- 84
Wei Dong B. 1968
Description
- Wei Dong
- Companions-No.4
Ink and colour on paper, framed
Catalogue Note
The complex painterly tapestries that make up Wei Dong's work look at once back on the traditions of Chinese painting and out on the Western iconographical tradition. The present work (Lot 84), in ink and color on paper, belongs to the "Comparisons" series, in which the artist generally takes Ming landscape paintings as backdrops for his signature compositions of androgynous and racially ambiguous figures clad in disconcerting outfits often covered in visual references to politics and pop culture. Here, however, Wei Dong has chosen to frame his composition with figures based on the well-known early Yuan Dynasty murals at the Daoist Yongle Palace in Shanxi province. The quotations are direct, as in the case of the "jade woman" bearing a bowl of fruit at the center of this composition. This figure in its original version is regarded as one of the highlights of the Yongle Palace murals, and adorns the cover of the standard reference on them.
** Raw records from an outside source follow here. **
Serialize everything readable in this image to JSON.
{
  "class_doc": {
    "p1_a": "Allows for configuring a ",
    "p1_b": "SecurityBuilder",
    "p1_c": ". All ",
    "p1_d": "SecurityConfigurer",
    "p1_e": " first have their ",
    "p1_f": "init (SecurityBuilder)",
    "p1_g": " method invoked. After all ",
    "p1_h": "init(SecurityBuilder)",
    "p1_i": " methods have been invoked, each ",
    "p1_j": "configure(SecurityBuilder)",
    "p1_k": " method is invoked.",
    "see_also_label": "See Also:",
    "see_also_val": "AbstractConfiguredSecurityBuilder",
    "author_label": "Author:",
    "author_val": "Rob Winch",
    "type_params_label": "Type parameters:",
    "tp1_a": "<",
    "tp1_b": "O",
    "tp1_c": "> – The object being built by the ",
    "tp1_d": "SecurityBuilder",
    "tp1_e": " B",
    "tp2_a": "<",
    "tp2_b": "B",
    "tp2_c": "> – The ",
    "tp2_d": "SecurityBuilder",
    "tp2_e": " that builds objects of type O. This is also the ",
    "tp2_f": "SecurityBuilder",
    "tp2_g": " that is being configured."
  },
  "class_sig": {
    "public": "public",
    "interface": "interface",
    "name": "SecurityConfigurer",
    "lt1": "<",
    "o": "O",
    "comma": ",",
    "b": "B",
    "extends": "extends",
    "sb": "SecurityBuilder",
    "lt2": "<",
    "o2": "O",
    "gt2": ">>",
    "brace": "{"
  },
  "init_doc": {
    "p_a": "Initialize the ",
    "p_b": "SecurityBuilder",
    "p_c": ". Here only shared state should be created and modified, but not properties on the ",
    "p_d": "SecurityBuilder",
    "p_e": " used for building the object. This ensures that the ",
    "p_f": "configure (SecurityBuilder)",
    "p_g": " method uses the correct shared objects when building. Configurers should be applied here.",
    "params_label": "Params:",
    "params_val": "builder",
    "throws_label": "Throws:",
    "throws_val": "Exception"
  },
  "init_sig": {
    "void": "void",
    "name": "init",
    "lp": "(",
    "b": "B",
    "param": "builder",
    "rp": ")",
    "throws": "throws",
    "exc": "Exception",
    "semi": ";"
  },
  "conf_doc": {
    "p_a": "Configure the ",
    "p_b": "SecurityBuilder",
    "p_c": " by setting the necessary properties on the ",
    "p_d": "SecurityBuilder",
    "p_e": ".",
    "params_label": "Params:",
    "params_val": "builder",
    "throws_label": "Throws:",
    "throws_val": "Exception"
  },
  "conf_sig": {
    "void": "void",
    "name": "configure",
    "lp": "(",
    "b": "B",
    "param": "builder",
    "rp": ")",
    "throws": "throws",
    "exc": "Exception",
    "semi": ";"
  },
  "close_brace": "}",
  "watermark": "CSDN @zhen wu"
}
Against this background of classical forms and muted colors, Wei Dong sets his menagerie of gaudy, almost raucous contemporary caricatures. Bare-breasted women bound in chains, uniformed guards sporting red Cultural Revolution-style armbands, mallard ducks and propaganda posters: these incongruous elements populate the pictorial space in full color, creating a productive tension between these two painted realms. The tension actually opens up the image to multiple interpretations, ultimately bringing it beyond the simple dichotomies of East and West, tradition and modernity. The true angst in this image - felt most in the spaces where the muted, often stern expressions of the Daoist guardians meet the Hieronymus Bosch-like decadence of the colored figures who have come to entwine them - speaks to the exigencies of the current situation in China, where worlds collide with little regard for each other.